PRESIDENTIELLE ET LEGISLATIVES 2015 : « Ce sera finalement pour le 11 octobre », selon Michel Kafando


Après les partis politiques, les organisations de la société civile, le président du Faso, Michel Kafando, a rencontré les patrons de médias, les responsables d’organisations professionnelles du monde de la presse, le jeudi 22 janvier 2015, à la résidence présidentielle de Kosyam pour, a-t-il dit, faire plus d’amples connaissances et échanger avec eux sur le déroulement de la transition politique au Burkina Faso. Cette rencontre qui s’est muée en un point de presse, s’est déroulée dans une ambiance bon enfant, même si quelques couacs organisationnels ont été relevés de temps en temps, mettant l’assistance dans un malaise perceptible. Plusieurs questions relatives à la vie nationale y ont été abordées, en l’occurrence celles relatives à l’organisation des prochaines élections, à la réduction du train de vie de l’Etat, les dossiers Thomas Sankara et Norbert Zongo, les problèmes que rencontre le monde de la presse, etc. Les patrons de presse n’ont pas manqué, tout en saluant l’initiative du chef de l’Etat de les rencontrer, de lui soumettre quelques préoccupations qui leur tiennent à cœur. Dans son adresse aux journalistes, Michel Kafando a annoncé que des réformes étaient en train d’être mises en œuvre. Au nombre de celles-ci, celles relatives à la justice avec la mise en place des Etats généraux de la justice. Et de relever qu’à leur prise de fonction, c’est un déficit de 300 milliards de F CFA et une dette intérieure de 200 milliards de F CFA (somme due à des Burkinabè qui ont offert leurs prestations à l’Etat) que le gouvernement de transition a trouvés. Le chef de l’Etat dit avoir donné des instructions aux services et institutions concernées, de procéder au règlement des factures. Pour ce qui est de la date des prochaines élections couplées, présidentielle et législatives, le président a annoncé que c’est celle du 11 octobre 2015 qui a été définitivement retenue, à l’issue du dernier Conseil des ministres.

 

Jamais autant de journalistes de la presse nationale ne s’étaient réunis à la résidence présidentielle de Kosyam. C’est assurément la première fois. Et pour cause, le président du Faso, Michel Kafando, y recevait ses confrères, car le président du Faso a été journaliste au début des années 60. Une rencontre auparavant mal comprise, parce que la correspondance adressée aux différentes rédactions, faisait état d’une conférence de presse à laquelle le président invitait les organes. Il était question, pour Michel Kafando, de favoriser une meilleure connaissance avec ses hôtes du jour, et d’échanger avec eux sur le déroulement de la transition au Pays des Hommes intègres. Michel Kafando était donc en famille, en compagnie de ses confrères car, comme il l’a lui-même souligné, il a été rédacteur et présentateur à la télévision nationale puis à la radio. Avant toute chose, il n’a pas manqué de traduire ses vœux de bonne et heureuse année au monde de la presse. Pour lui, il ne pouvait pas manquer de rencontrer les Hommes de média, quand on sait qu’ils ont une importance dans la vie nationale et un rôle à jouer dans la transition.

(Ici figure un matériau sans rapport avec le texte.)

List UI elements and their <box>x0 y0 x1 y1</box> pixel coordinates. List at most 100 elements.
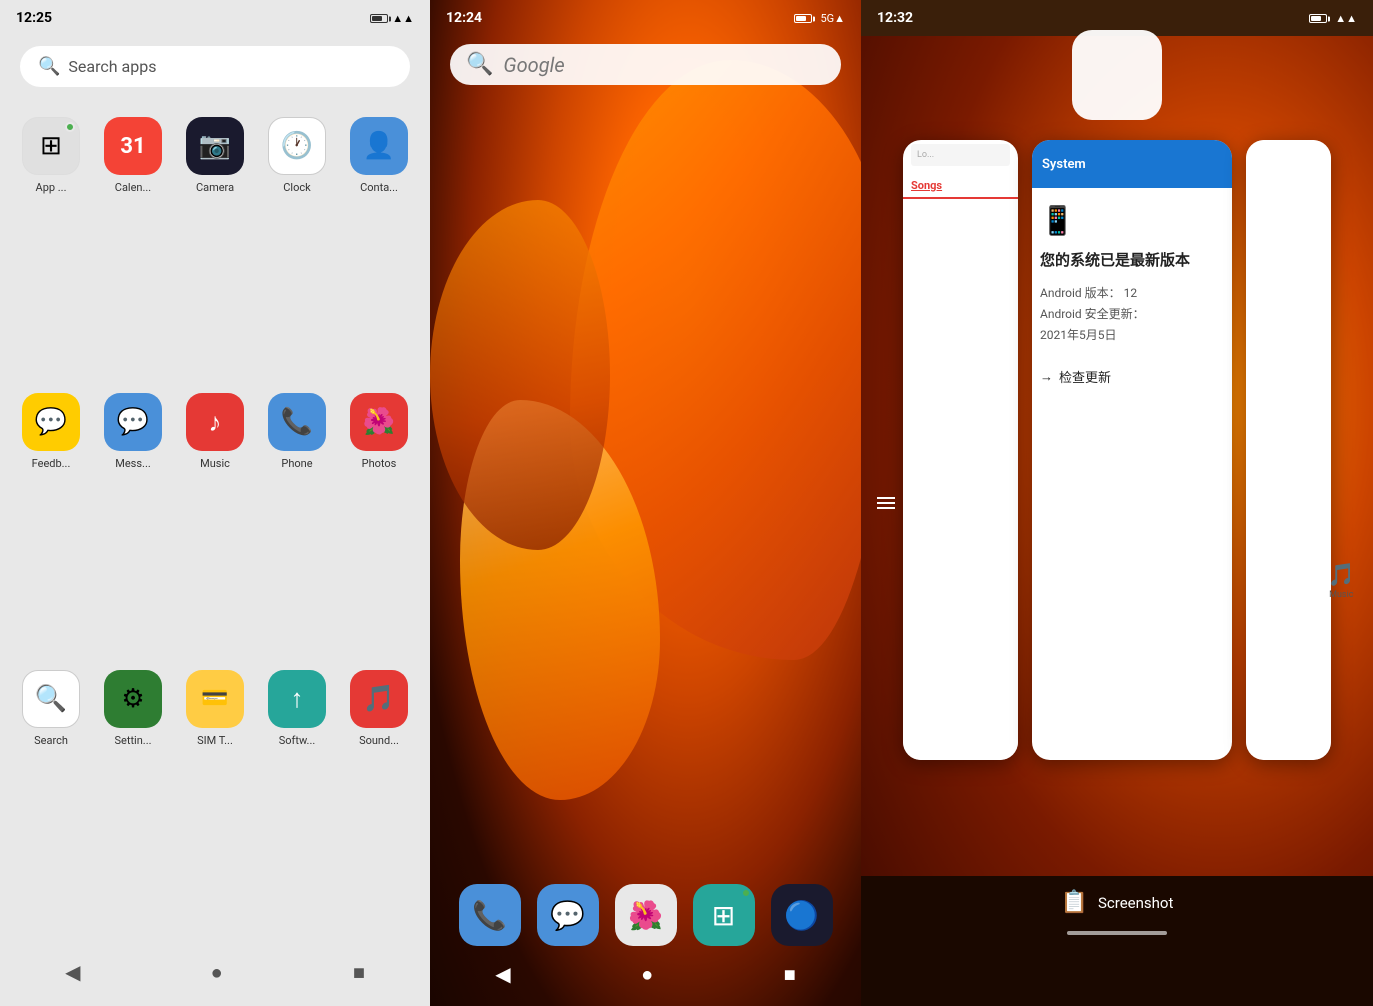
app-icon-messages: 💬 <box>104 393 162 451</box>
nav-bar-2: ◀ ● ■ <box>430 950 861 1006</box>
white-app-blob <box>1072 30 1162 120</box>
songs-tab[interactable]: Songs <box>903 170 1018 199</box>
google-search-bar[interactable]: 🔍 Google <box>450 44 841 85</box>
battery-icon-3 <box>1309 12 1327 25</box>
status-icons-3: ▲▲ <box>1309 12 1357 25</box>
app-label-music: Music <box>200 457 230 470</box>
screenshot-icon: 📋 <box>1061 890 1088 915</box>
search-bar-icon: 🔍 <box>38 56 60 77</box>
signal-icon-3: ▲▲ <box>1335 12 1357 25</box>
battery-icon-1 <box>370 12 388 25</box>
app-label-sound: Sound... <box>359 734 399 747</box>
android-version-label: Android 版本： 12 <box>1040 284 1224 301</box>
app-photos[interactable]: 🌺 Photos <box>338 383 420 659</box>
app-icon-camera: 📷 <box>186 117 244 175</box>
app-label-messages: Mess... <box>115 457 151 470</box>
app-icon-phone: 📞 <box>268 393 326 451</box>
app-settings[interactable]: ⚙ Settin... <box>92 660 174 936</box>
nav-home-1[interactable]: ● <box>211 960 223 985</box>
dock-appstore-icon: ⊞ <box>712 899 735 932</box>
partial-right-content <box>1246 140 1331 760</box>
panel-home-screen: 12:24 5G▲ 🔍 Google 📞 💬 🌺 ⊞ 🔵 <box>430 0 861 1006</box>
nav-recents-1[interactable]: ■ <box>353 960 365 985</box>
dock-phone-icon: 📞 <box>472 899 507 932</box>
search-bar[interactable]: 🔍 Search apps <box>20 46 410 87</box>
dock-appstore[interactable]: ⊞ <box>693 884 755 946</box>
check-update-text: 检查更新 <box>1059 367 1111 386</box>
signal-icon-1: ▲▲ <box>392 12 414 25</box>
dock-photos[interactable]: 🌺 <box>615 884 677 946</box>
app-label-photos: Photos <box>362 457 397 470</box>
screenshot-button[interactable]: 📋 Screenshot <box>1061 890 1174 915</box>
app-clock[interactable]: 🕐 Clock <box>256 107 338 383</box>
recent-card-partial-right[interactable] <box>1246 140 1331 760</box>
system-update-title: 您的系统已是最新版本 <box>1040 249 1224 270</box>
app-simt[interactable]: 💳 SIM T... <box>174 660 256 936</box>
app-icon-feedback: 💬 <box>22 393 80 451</box>
panel-app-drawer: 12:25 ▲▲ 🔍 Search apps ⊞ App ... 31 Cale… <box>0 0 430 1006</box>
panel-recent-apps: 12:32 ▲▲ Lo... Songs 🎵 M <box>861 0 1373 1006</box>
check-update-arrow: → <box>1040 369 1053 385</box>
app-icon-photos: 🌺 <box>350 393 408 451</box>
nav-home-2[interactable]: ● <box>641 962 653 987</box>
app-label-software: Softw... <box>279 734 316 747</box>
android-security-label: Android 安全更新： <box>1040 305 1224 322</box>
menu-lines-icon <box>877 494 895 512</box>
app-music[interactable]: ♪ Music <box>174 383 256 659</box>
app-sound[interactable]: 🎵 Sound... <box>338 660 420 936</box>
app-appstore[interactable]: ⊞ App ... <box>10 107 92 383</box>
app-icon-search: 🔍 <box>22 670 80 728</box>
wallpaper <box>430 0 861 1006</box>
search-placeholder-partial: Lo... <box>911 144 1010 166</box>
dock-bar: 📞 💬 🌺 ⊞ 🔵 <box>430 884 861 946</box>
app-messages[interactable]: 💬 Mess... <box>92 383 174 659</box>
system-update-icon: 📱 <box>1040 204 1224 237</box>
status-time-3: 12:32 <box>877 10 913 26</box>
app-contacts[interactable]: 👤 Conta... <box>338 107 420 383</box>
app-calendar[interactable]: 31 Calen... <box>92 107 174 383</box>
app-icon-clock: 🕐 <box>268 117 326 175</box>
dock-messages-icon: 💬 <box>550 899 585 932</box>
dock-messages[interactable]: 💬 <box>537 884 599 946</box>
screenshot-label: Screenshot <box>1098 894 1173 912</box>
nav-back-2[interactable]: ◀ <box>495 962 510 986</box>
recent-apps-cards: Lo... Songs 🎵 Music System 📱 您的系统已是最新版本 <box>861 140 1373 760</box>
check-update-button[interactable]: → 检查更新 <box>1040 367 1224 386</box>
app-icon-contacts: 👤 <box>350 117 408 175</box>
nav-recents-2[interactable]: ■ <box>784 962 796 987</box>
app-icon-sound: 🎵 <box>350 670 408 728</box>
partial-card-top: Lo... <box>903 140 1018 170</box>
app-icon-simt: 💳 <box>186 670 244 728</box>
app-feedback[interactable]: 💬 Feedb... <box>10 383 92 659</box>
dock-notification-dot <box>741 888 751 898</box>
app-phone[interactable]: 📞 Phone <box>256 383 338 659</box>
home-indicator <box>1067 931 1167 935</box>
app-icon-settings: ⚙ <box>104 670 162 728</box>
recent-card-partial-left[interactable]: Lo... Songs 🎵 Music <box>903 140 1018 760</box>
app-label-phone: Phone <box>281 457 312 470</box>
app-camera[interactable]: 📷 Camera <box>174 107 256 383</box>
signal-5g-icon: 5G▲ <box>820 12 845 25</box>
app-icon-software: ↑ <box>268 670 326 728</box>
status-icons-2: 5G▲ <box>794 12 845 25</box>
apps-grid: ⊞ App ... 31 Calen... 📷 Camera 🕐 Clock <box>0 97 430 946</box>
nav-back-1[interactable]: ◀ <box>65 960 80 984</box>
status-time-2: 12:24 <box>446 10 482 26</box>
recent-card-system-update[interactable]: System 📱 您的系统已是最新版本 Android 版本： 12 Andro… <box>1032 140 1232 760</box>
app-search[interactable]: 🔍 Search <box>10 660 92 936</box>
app-label-feedback: Feedb... <box>32 457 71 470</box>
app-label-simt: SIM T... <box>197 734 233 747</box>
google-search-text: Google <box>503 53 564 77</box>
songs-tab-label: Songs <box>911 179 942 192</box>
app-icon-appstore: ⊞ <box>22 117 80 175</box>
dock-camera[interactable]: 🔵 <box>771 884 833 946</box>
card-system-content: 📱 您的系统已是最新版本 Android 版本： 12 Android 安全更新… <box>1032 188 1232 760</box>
status-icons-1: ▲▲ <box>370 12 414 25</box>
app-label-settings: Settin... <box>114 734 151 747</box>
app-software[interactable]: ↑ Softw... <box>256 660 338 936</box>
dock-photos-icon: 🌺 <box>628 899 663 932</box>
app-label-camera: Camera <box>196 181 234 194</box>
app-notification-dot <box>65 122 75 132</box>
dock-phone[interactable]: 📞 <box>459 884 521 946</box>
google-search-icon: 🔍 <box>466 52 493 77</box>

Michel Kafando a décliné ses préoccupations en relevant que, depuis sa prise de fonction, la première préoccupation était d’assurer la sécurité et la tranquillité des Burkinabè, toutes choses qui n’étaient pas encore gagnées d’avance. Après quoi, un gouvernement, des institutions et le Conseil national de la transition ont été mis en place. Et, pour parfaire cela, a-t-il ajouté, il reste à mettre en place le comité de réconciliation nationale, chose qui ne saurait tarder. Selon le président, d’énormes efforts ont été déployés côté diplomatie, pour faire savoir ce qui s’est effectivement passé au Burkina Faso parce que des gens ont travaillé à faire passer l’insurrection populaire en un coup d’Etat ; des efforts ont dû être faits pour rétablir la vérité et, à l’heure actuelle, tout est rentré dans l’ordre et certains même disent que ce qui s’est passé au Burkina les 30 et 31 octobre derniers doit servir d’exemple à d’autres pays. Il a également rappelé que l’objectif principal de la transition était l’organisation des élections et, à ce niveau, le dernier Conseil des ministres a retenu la date définitive du 11 octobre. Sur le plan du financement des élections, il n’y aura pas non plus de problème, les agences financières ayant toutes compris la nécessité d’aider le pays à s’en sortir. Quant au vote des Burkinabè de l’étranger, c’est une question définitivement réglée : « nous ne pouvons pas assurer ce scrutin », a lancé le président. Et ce, compte tenu de nombreuses difficultés, tant du point de vue organisationnel que sécuritaire.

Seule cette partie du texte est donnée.